How to Care for a Frost Proof Gardenia

Gardenias are one of the most popular flowers in the world and the frost proof gardenia is the newest type. Gardenias are hard-to-grow plants, much like some types of roses, and one of their essential needs has always been warmth. In the United States, for example, you could only grow gardenias in the hottest USDA hardiness zones.

While over the years a couple of types of gardenias have been cold hardier than others, none of them would keep blooming after any type of frost, even a small one. The newest frost proof gardenia is known by the scientific name of G. jasminoides Frostproof. It is hardy in USDA Zones 6 to 9.

The frost proof gardenia has beautiful emerald-green leaves and is mound-shaped. It grows as tall as five feet and is also five feet wide at maturity. This gardenia is white and has thick, double petals. It still has the same scent of the original gardenias. The difference between the frost proof gardenia and those before it is the fact that even after light frosts, the gardenia continues to live and the flowers remain on the plant, unaffected by the cold weather.

The flowers are around three inches across and bloom earlier than those of other gardenias. They like to be planted in well-drained soil which is acidic. They need to be protected from drought when young but a full-grown plant should be able to withstand all but the most severely dry conditions. The frost proof gardenia should be planted in the shade if you live in an area with lots of sun and high heat.

Because the size of this gardenia is smaller than most others, it can fit into landscapes where you might not ordinarily see gardenias of a more standard height. It can be used in yards where the garden is planted according to graduated heights. That means it can be placed under taller plants and that the frost proof gardenia can be grown under windows because the 5-foot height will not ordinarily block the view.

If you live in an area that is too cold still for this newest gardenia, you could grow one in a large pot, placing the plant outside in warm weather and inside in the winter when it gets cold. The plant is very attractive inside and it is well-suited for placement in the summer on patios and decks.

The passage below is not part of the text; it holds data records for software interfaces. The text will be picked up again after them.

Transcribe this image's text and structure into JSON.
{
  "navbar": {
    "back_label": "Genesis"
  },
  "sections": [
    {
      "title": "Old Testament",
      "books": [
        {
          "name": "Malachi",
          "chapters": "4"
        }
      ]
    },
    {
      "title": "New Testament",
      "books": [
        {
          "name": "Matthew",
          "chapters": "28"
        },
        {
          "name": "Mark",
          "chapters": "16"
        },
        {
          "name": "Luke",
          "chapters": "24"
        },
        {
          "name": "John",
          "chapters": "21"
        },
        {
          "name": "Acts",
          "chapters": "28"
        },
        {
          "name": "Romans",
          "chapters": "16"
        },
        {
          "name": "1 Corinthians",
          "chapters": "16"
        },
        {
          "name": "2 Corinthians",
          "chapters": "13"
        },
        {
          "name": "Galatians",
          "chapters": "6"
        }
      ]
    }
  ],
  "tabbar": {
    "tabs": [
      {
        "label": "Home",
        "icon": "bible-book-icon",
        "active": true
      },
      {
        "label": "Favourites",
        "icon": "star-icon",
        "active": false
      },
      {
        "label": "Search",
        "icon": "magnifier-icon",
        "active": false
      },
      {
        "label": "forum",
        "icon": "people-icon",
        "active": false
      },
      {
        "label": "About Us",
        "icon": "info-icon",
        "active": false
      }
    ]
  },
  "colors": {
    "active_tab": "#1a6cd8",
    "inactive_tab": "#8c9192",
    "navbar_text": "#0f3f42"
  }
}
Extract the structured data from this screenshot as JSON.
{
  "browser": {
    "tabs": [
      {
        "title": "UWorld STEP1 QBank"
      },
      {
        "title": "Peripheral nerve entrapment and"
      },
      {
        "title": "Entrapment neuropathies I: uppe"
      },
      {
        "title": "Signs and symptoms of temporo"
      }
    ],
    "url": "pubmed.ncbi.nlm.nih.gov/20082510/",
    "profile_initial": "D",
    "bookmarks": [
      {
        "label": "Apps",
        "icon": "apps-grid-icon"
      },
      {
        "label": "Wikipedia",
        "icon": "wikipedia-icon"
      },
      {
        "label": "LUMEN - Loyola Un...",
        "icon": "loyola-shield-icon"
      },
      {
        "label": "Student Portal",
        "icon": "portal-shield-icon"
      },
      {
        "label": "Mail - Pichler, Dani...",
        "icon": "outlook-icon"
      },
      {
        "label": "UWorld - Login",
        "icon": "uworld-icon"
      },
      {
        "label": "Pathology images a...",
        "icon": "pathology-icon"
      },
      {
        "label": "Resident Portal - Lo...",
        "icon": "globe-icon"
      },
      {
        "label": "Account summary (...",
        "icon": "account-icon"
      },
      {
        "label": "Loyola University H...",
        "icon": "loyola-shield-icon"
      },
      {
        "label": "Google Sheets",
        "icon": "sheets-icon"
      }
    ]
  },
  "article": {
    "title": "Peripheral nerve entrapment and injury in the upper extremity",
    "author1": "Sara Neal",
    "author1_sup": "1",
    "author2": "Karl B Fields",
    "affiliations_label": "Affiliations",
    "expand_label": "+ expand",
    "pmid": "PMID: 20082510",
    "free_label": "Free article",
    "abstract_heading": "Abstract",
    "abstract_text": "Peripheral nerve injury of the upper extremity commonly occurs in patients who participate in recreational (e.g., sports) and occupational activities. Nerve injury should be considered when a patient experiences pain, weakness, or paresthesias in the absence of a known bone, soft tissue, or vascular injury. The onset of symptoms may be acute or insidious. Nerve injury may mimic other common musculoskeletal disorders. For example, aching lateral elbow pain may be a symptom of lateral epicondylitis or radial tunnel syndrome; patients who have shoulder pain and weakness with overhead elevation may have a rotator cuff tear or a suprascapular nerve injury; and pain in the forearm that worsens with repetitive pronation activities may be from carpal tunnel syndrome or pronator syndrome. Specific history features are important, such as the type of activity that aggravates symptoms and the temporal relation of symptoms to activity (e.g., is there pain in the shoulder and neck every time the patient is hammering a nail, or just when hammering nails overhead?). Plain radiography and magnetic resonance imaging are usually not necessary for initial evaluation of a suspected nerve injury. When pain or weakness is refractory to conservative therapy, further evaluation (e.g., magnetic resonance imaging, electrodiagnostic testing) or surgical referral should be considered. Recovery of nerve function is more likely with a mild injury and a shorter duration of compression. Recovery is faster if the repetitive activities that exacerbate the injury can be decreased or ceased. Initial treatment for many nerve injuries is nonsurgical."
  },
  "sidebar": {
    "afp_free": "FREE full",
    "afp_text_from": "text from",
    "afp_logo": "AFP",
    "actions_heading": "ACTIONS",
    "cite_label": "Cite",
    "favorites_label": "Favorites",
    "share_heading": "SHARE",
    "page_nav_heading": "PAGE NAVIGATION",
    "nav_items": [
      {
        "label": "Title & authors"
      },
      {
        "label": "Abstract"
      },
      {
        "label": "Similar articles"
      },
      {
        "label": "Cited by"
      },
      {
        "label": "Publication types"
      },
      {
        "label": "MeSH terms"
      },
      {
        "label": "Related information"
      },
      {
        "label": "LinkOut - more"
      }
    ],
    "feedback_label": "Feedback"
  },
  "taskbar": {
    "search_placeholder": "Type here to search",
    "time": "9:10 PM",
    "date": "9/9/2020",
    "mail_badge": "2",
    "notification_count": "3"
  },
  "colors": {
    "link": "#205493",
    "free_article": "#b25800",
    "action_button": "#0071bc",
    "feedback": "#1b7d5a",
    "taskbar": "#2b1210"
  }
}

Some gardeners claim that their frost proof gardenias have lived successfully through snowy winters. They have survived winter in such Pacific Coast states as Washington and Oregon and in Midwestern states. Even Brooklyn, New York was not cold enough to deter a frost proof gardenia. Still, if you live even farther north, you will have to use the outside in the summer and inside in the winter option.

This gardenia is very resistant to pests and diseases, but that doesn’t mean entirely free of them. Aphids, whiteflies and mealybugs will bother the plant and leave a sticky, black trail on its leaves. The substance itself will not kill the plant but it will make it hard for sunlight to reach a leaf. A natural insecticide such as neem oil can help deter these bugs. The frost proof gardenia is deer-resistant. If the soil gets too wet and is not well-drained, the plant can acquire root rot.

If you are a lover of gardenias but it has always been just a little to cold in your region to grow them, you will most likely be pleased with the frost proof gardenia. The fact that requires no pruning is also a bonus.